Monitoring-and-Evaluation versus Management

I’m at the M&E Tech conference in DC today. It’s two days of discussion on how to better use technology for monitoring and evaluation of development projects—and, relatedly, how to monitor and evaluate the use of technology for development projects. So ICT4M&E as well as M&E for ICT4D. Got it? Cool.

We’re barely done with the second session but I have a quick reaction: We’ve talked a lot about the need to put more time and money into M&E. It’s a perennial issue in development, even ignoring the technology dimension.

What’s always struck me as weird about the “spend more on M&E” argument is that the whole idea of M&E is totally unique to development, aid, nonprofits, and the broader social good space.
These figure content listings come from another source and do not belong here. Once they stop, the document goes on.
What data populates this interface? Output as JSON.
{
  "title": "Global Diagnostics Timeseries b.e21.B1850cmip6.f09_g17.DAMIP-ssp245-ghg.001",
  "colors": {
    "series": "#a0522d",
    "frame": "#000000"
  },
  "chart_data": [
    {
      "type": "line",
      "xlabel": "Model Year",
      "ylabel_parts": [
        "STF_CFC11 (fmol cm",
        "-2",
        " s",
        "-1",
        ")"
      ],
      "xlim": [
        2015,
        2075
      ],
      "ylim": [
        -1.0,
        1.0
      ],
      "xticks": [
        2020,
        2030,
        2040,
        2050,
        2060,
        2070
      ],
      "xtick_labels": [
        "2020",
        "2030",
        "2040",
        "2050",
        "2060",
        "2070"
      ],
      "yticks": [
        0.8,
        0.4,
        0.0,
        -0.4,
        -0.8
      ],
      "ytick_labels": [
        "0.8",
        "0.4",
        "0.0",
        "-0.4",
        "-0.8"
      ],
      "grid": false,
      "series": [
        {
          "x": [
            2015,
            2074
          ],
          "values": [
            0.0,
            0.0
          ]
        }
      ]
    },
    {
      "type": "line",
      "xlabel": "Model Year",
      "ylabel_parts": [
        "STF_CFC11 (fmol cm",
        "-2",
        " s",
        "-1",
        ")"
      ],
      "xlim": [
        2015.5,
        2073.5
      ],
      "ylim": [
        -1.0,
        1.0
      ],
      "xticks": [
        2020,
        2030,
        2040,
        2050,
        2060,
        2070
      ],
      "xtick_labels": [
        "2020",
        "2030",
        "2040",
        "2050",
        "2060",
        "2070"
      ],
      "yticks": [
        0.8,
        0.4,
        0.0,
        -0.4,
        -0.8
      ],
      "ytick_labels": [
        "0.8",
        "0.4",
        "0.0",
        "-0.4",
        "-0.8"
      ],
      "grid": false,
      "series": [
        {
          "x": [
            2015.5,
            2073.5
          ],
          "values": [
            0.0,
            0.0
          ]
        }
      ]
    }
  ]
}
M&E doesn’t exist in the private sector. Why is that?

Short answer: monitoring and evaluation are part and parcel with management. Whether you’re managing a project, store, service provider, manufacturing plant, or whatever, you can’t manage (read: make decisions) without data that creates a feedback loop. That’s monitoring. And you can’t make larger choices about strategic direction or investments without making a summative assessment of past work. That’s evaluation.

M&E is just good management.

But the development sector doesn’t care much for management. We don’t value it. The reasons why are many—relating to funding models, accountability structures, and institutional culture—that I won’t get into here. The practical upshot is that no one gets much traction in the sector by saying, “Let’s improve our management practices.” When good management practices spread, it’s often because they take another form. Our focus on M&E, measurement and metrics is a great example of this. (“Innovation” is another one.)

So as much as I lament our sector’s lack of respect for good management, I’m at least hopeful that better M&E can provide a backdoor for better management.